July 16, 2013

CATS wins $18,000 grant

WILLSBORO — Champlain Area Trails (CATS) recently received a “transactional grant” from the State Conservation Partnership Program to put toward conserving the 319-acre DeNeale property in Willsboro. 

“The $18,000 grant will cover the costs associated with negotiation and receiving the gift of a conservation easement that keeps the land in agriculture, preserves the forest and protects clean water,” a press release said.

The easement also provides land for hiking/skiing trail through the forest, part of a trail CATS envisions that will link Willsboro and Essex.

“We are so pleased to receive this grant,” said Chris Maron, CATS executive director. 

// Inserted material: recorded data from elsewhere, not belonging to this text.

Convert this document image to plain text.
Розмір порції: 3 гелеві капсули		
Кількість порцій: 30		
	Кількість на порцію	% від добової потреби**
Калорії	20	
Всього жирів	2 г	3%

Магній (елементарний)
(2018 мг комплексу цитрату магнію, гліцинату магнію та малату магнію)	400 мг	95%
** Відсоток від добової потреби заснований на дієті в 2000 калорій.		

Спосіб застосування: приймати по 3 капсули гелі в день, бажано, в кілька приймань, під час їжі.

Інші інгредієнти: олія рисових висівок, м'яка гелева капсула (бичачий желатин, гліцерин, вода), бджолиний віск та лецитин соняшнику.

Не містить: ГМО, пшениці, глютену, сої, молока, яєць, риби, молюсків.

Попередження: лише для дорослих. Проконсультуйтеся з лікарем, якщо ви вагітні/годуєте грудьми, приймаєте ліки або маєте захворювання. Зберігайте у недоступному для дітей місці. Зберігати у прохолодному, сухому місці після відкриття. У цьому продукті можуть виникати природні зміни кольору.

“The state’s conservation partnership program is a great support for land trusts who work with property owners, like Dick and Leanna DeNeale, who want to conserve their family’s land.”

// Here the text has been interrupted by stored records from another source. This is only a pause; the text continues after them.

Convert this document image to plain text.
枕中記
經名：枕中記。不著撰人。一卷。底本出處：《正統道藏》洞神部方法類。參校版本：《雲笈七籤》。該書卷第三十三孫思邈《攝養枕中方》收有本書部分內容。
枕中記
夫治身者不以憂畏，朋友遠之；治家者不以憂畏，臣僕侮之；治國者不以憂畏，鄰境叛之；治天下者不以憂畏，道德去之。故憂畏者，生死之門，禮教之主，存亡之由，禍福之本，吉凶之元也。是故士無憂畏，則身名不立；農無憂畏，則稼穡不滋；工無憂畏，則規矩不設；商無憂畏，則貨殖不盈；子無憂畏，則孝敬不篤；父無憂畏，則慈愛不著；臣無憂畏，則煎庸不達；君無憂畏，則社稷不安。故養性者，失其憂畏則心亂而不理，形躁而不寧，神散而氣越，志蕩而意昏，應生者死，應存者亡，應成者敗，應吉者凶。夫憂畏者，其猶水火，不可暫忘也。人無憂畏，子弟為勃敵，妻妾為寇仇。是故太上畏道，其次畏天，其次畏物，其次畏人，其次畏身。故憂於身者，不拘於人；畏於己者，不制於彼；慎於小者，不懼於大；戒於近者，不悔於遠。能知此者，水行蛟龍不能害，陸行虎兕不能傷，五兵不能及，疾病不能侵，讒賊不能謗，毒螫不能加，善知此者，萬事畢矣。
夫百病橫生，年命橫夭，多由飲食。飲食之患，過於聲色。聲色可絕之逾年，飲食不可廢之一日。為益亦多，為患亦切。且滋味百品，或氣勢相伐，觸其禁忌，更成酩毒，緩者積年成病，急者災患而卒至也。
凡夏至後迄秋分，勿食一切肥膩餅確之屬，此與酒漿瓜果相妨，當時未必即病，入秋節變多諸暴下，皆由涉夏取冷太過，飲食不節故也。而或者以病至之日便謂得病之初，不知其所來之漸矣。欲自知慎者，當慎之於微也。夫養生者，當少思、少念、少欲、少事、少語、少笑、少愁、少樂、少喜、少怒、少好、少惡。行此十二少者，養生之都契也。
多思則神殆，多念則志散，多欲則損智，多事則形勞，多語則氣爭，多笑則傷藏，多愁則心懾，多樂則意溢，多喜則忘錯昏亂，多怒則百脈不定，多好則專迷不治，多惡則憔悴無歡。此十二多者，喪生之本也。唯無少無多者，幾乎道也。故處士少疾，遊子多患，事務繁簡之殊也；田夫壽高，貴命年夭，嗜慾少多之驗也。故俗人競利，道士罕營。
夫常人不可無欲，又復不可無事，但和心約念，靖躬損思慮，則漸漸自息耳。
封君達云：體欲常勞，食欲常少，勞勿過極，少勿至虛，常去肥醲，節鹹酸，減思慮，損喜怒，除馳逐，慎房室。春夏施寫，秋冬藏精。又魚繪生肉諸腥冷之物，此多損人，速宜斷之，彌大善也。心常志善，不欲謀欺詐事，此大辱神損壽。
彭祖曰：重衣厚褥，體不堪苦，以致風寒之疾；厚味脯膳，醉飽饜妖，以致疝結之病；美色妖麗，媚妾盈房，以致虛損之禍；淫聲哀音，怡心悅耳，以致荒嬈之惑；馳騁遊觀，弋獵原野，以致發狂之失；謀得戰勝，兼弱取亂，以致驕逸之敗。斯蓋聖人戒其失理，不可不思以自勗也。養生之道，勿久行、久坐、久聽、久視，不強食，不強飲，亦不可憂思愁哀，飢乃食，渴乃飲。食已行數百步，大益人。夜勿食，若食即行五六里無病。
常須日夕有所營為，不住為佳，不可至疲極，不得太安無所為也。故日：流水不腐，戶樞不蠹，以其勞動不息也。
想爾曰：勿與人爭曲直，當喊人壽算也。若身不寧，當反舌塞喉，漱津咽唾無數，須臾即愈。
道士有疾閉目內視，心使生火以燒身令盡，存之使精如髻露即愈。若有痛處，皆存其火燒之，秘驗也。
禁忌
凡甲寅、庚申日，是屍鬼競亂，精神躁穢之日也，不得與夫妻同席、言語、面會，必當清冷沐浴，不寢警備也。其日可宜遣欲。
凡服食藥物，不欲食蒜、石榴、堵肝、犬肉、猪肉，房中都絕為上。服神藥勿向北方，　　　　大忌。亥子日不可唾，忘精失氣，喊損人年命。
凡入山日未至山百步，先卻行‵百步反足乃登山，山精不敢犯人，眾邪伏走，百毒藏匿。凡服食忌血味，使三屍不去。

A conservation easement is a legal agreement that promotes sustainable farming and forestry practices, protects water quality and restricts specified land uses, like haphazard residential development. 

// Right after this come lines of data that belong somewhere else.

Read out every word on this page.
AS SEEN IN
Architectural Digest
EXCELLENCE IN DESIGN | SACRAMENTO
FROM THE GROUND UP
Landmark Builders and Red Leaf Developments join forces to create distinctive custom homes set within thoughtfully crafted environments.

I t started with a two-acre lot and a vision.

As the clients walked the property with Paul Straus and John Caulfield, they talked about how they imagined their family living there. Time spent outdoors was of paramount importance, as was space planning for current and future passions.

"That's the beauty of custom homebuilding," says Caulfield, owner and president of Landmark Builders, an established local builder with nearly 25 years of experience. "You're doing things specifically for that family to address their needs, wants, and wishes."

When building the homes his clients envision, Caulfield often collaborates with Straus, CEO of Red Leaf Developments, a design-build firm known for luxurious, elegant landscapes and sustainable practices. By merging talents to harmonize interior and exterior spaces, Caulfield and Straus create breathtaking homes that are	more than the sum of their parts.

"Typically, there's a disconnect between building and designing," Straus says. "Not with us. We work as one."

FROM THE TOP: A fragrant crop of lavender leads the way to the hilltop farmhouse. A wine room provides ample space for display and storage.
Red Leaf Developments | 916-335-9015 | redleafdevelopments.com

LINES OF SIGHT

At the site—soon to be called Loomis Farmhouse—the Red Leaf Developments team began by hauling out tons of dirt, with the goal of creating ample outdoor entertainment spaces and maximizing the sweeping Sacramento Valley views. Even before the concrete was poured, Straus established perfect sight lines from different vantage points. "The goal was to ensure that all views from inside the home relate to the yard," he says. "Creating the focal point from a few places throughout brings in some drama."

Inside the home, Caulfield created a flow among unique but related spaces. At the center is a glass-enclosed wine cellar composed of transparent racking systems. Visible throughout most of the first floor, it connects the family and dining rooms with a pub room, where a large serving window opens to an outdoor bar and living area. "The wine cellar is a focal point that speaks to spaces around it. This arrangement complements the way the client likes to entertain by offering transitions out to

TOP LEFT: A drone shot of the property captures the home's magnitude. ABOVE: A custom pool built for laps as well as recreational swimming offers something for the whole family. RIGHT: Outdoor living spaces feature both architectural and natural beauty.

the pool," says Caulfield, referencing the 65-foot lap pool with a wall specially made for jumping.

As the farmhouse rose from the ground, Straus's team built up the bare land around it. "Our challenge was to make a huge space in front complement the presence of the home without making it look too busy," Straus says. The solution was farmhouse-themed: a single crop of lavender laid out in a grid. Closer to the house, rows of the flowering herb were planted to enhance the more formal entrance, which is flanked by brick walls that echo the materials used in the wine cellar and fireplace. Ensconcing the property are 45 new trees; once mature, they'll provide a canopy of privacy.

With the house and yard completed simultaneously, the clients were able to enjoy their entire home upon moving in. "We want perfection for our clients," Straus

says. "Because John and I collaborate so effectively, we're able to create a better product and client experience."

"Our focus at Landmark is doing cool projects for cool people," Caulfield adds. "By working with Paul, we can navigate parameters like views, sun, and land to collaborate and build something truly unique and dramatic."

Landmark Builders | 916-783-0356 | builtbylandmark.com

Landowners who donate easements may qualify for income-tax deductions and property-tax benefits.

“This grant is a wonderful reward to CATS for the time and expense it has taken to deal with the unique complications involved in conserving our farm,” Mrs. DeNeale said in the release. 

“Years ago, when we bought this property, I wanted to be sure it stayed open and available for farming and not turn into a housing development. CATS helped us fulfill our dream, the grant helps cover their costs, and the trail will allow the public to enjoy our wonderful woods.”


The CATS funding is among 75 grants totaling $1.4 million that were awarded to 57 different land trusts around the state. 

“These grants help conserve private lands and will result in significant environmental and economic benefits for our communities,” said Joe Martens, commissioner of the State Department of Environmental Conservation.

The nonprofit Champlain Area Trails exists to develop hiking/skiing trails that connect Champlain Valley communities, as well as people to nature. And its mission is also to promote economic vitality and protect habitat and scenic vistas.